Desde que apuré mis primeras
vueltas por las zonas del comercio, me llamó la atención la gran cantidad de
establecimientos defendidos por guardias privados… “La paz de los fusiles”,
como dice un amigo poeta. No acaba ahí el asunto… Si uno por casualidad anda de
visita por alguna zona residencial y, exhausto por el reflejo del sol en el
asfalto, se detiene un segundo para tomar aire a la sombra de una arboleda,
desde ese momento se le quedan viendo a uno con sospecha y, tras bastidores,
los aparatos de seguridad comienzan a bregar, por si las dudas. No digamos si
hay que ir a realizar alguna diligencia a las villas privadas; andando uno a
pie le ponen una retahíla de trabas, interrogatorio cuasi policial de por
medio, antes de obtener –si se camina con suerte- el permiso para entrar a esas
áreas palaciegas. Parece que en la ciudad sólo está permitido ver los
escaparates de las tiendas, prerrogativa incluso asequible para los habitantes
de las barriadas, que faltos de espacios, ¡figúrese usted!, visitan por
centenares los megacentros, en un ir y venir jubiloso por los pasillos, para
ver, tras los cristales, las impagables mercancías.
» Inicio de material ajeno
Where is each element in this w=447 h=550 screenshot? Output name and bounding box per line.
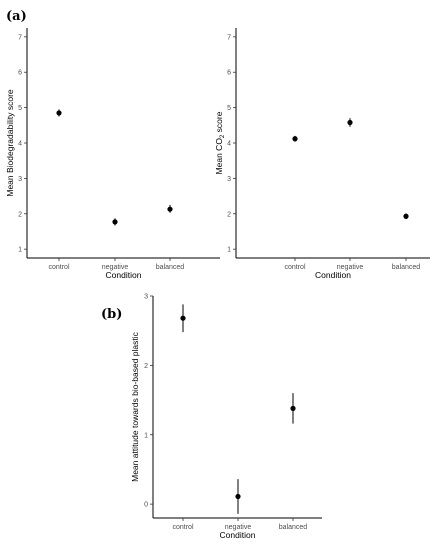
y-tick-label: 3	[227, 176, 231, 183]
data-point	[347, 119, 353, 126]
y-tick-label: 2	[144, 363, 148, 370]
attitude-chart: 0 1 2 3 control negative balanced Condition Mean…	[130, 294, 322, 540]
y-tick-label: 6	[18, 70, 22, 77]
x-tick-label: negative	[337, 264, 364, 271]
data-point	[167, 206, 173, 212]
panel-label-b: (b)	[101, 307, 122, 322]
x-tick-label: control	[172, 524, 193, 531]
x-axis-title: Condition	[106, 270, 142, 280]
y-axis-title: Mean Biodegradability score	[5, 89, 15, 197]
y-tick-label: 3	[144, 294, 148, 301]
y-tick-label: 5	[18, 105, 22, 112]
y-axis-title: Mean CO2 score	[214, 111, 226, 174]
y-tick-label: 1	[144, 432, 148, 439]
biodegradability-chart: 1 2 3 4 5 6 7 control negative balanced Condition M…	[5, 28, 220, 280]
y-tick-label: 3	[18, 176, 22, 183]
data-point	[112, 219, 118, 225]
panel-label-a: (a)	[6, 9, 27, 24]
y-tick-label: 7	[227, 34, 231, 41]
data-point	[56, 110, 62, 116]
x-tick-label: negative	[225, 524, 252, 531]
data-point	[180, 315, 186, 321]
x-tick-label: negative	[102, 264, 129, 271]
x-tick-label: balanced	[156, 264, 185, 271]
co2-chart: 1 2 3 4 5 6 7 control negative balanced Condition M…	[214, 28, 430, 280]
y-axis-title: Mean attitude towards bio-based plastic	[130, 331, 140, 482]
y-tick-label: 7	[18, 34, 22, 41]
x-axis-title: Condition	[315, 270, 351, 280]
y-tick-label: 5	[227, 105, 231, 112]
y-tick-label: 1	[227, 247, 231, 254]
data-point	[235, 493, 241, 500]
y-tick-label: 4	[227, 141, 231, 148]
x-tick-label: balanced	[279, 524, 308, 531]
y-tick-label: 6	[227, 70, 231, 77]
y-tick-label: 2	[18, 211, 22, 218]
x-tick-label: balanced	[392, 264, 421, 271]
x-tick-label: control	[48, 264, 69, 271]
data-point	[403, 213, 409, 219]
y-tick-label: 4	[18, 141, 22, 148]
y-tick-label: 1	[18, 247, 22, 254]
x-tick-label: control	[284, 264, 305, 271]
data-point	[292, 136, 298, 142]
y-tick-label: 0	[144, 502, 148, 509]
y-tick-label: 2	[227, 211, 231, 218]
x-axis-title: Condition	[220, 530, 256, 540]
data-point	[290, 405, 296, 411]
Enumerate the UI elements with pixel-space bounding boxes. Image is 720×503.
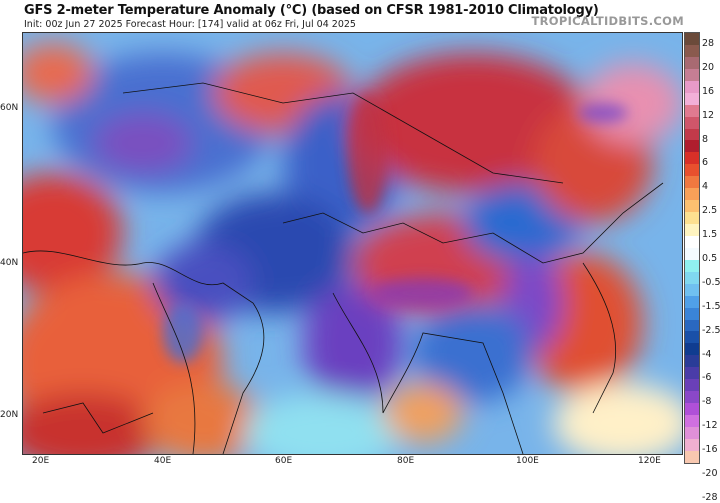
colorbar-segment [685, 56, 699, 69]
colorbar-segment [685, 128, 699, 141]
colorbar-segment [685, 283, 699, 296]
colorbar-segment [685, 450, 699, 463]
lon-label: 20E [32, 456, 50, 466]
colorbar-label: 0.5 [702, 252, 718, 264]
colorbar-label: -2.5 [702, 324, 720, 336]
colorbar-segment [685, 247, 699, 260]
colorbar-segment [685, 33, 699, 45]
colorbar-label: -8 [702, 396, 712, 408]
colorbar-label: 8 [702, 133, 709, 145]
lat-label: 40N [0, 258, 19, 268]
colorbar-label: 2.5 [702, 205, 718, 217]
colorbar-segment [685, 176, 699, 189]
colorbar-segment [685, 379, 699, 392]
lon-label: 40E [154, 456, 172, 466]
colorbar-label: -28 [702, 491, 718, 503]
lon-label: 100E [516, 456, 539, 466]
lon-label: 80E [397, 456, 415, 466]
colorbar-segment [685, 68, 699, 81]
colorbar-label: 16 [702, 85, 715, 97]
anomaly-field [23, 33, 682, 454]
colorbar-label: -1.5 [702, 300, 720, 312]
colorbar-label: 12 [702, 109, 715, 121]
colorbar-label: -0.5 [702, 276, 720, 288]
lon-label: 60E [275, 456, 293, 466]
colorbar-label: -12 [702, 420, 718, 432]
colorbar-segment [685, 426, 699, 439]
colorbar-label: 20 [702, 61, 715, 73]
colorbar-segment [685, 140, 699, 153]
temperature-anomaly-map [22, 32, 683, 455]
country-borders [23, 82, 664, 454]
colorbar-segment [685, 116, 699, 129]
colorbar-segment [685, 152, 699, 165]
colorbar-segment [685, 438, 699, 451]
colorbar-segment [685, 224, 699, 236]
colorbar-label: -20 [702, 467, 718, 479]
colorbar-label: -16 [702, 444, 718, 456]
colorbar-segment [685, 200, 699, 213]
lon-label: 120E [638, 456, 661, 466]
colorbar [684, 32, 700, 464]
brand-watermark: TROPICALTIDBITS.COM [531, 14, 684, 28]
colorbar-label: 4 [702, 181, 709, 193]
colorbar-segment [685, 355, 699, 368]
colorbar-segment [685, 403, 699, 415]
chart-title: GFS 2-meter Temperature Anomaly (°C) (ba… [24, 3, 599, 18]
colorbar-segment [685, 367, 699, 380]
colorbar-segment [685, 271, 699, 284]
colorbar-label: -6 [702, 372, 712, 384]
colorbar-segment [685, 331, 699, 344]
colorbar-label: 6 [702, 157, 709, 169]
colorbar-label: -4 [702, 348, 712, 360]
colorbar-segment [685, 235, 699, 248]
colorbar-segment [685, 92, 699, 105]
colorbar-segment [685, 295, 699, 308]
colorbar-segment [685, 44, 699, 57]
colorbar-label: 28 [702, 37, 715, 49]
colorbar-segment [685, 415, 699, 427]
colorbar-segment [685, 391, 699, 404]
colorbar-segment [685, 319, 699, 332]
colorbar-segment [685, 307, 699, 320]
lat-label: 20N [0, 410, 19, 420]
colorbar-label: 1.5 [702, 229, 718, 241]
colorbar-segment [685, 343, 699, 356]
run-info: Init: 00z Jun 27 2025 Forecast Hour: [17… [24, 19, 356, 30]
colorbar-segment [685, 188, 699, 201]
colorbar-segment [685, 212, 699, 224]
colorbar-segment [685, 80, 699, 93]
colorbar-segment [685, 259, 699, 272]
colorbar-segment [685, 164, 699, 177]
colorbar-segment [685, 104, 699, 117]
lat-label: 60N [0, 103, 19, 113]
Si uno se toma el tiempo para
recorrer la ciudad de extremo a extremo, se da cuenta que es como estar en
varias épocas y en diversos países al mismo tiempo. Sé que allá en nuestra
ciudad, profesor, es algo diferente, porque es todo tan angosto que no se puede
ocultar la pobreza desde ningún sitio; parece un mosaico, o quizás mejor valga
decir: un collage social. En cambio aquí… una metrópoli, se siente uno tan
pequeño, insignificante, es como si la ciudad nos engullera.
No en vano le relato esto. Tal vez
no le suceda a todos, pero siento un desgarramiento, como una enfermedad que
carcome el ímpetu. La vastedad de estos lares alienta en mí un vacío, un
desasosiego que me asfixia. Sin duda, profesor, vivo en un exilio premeditado.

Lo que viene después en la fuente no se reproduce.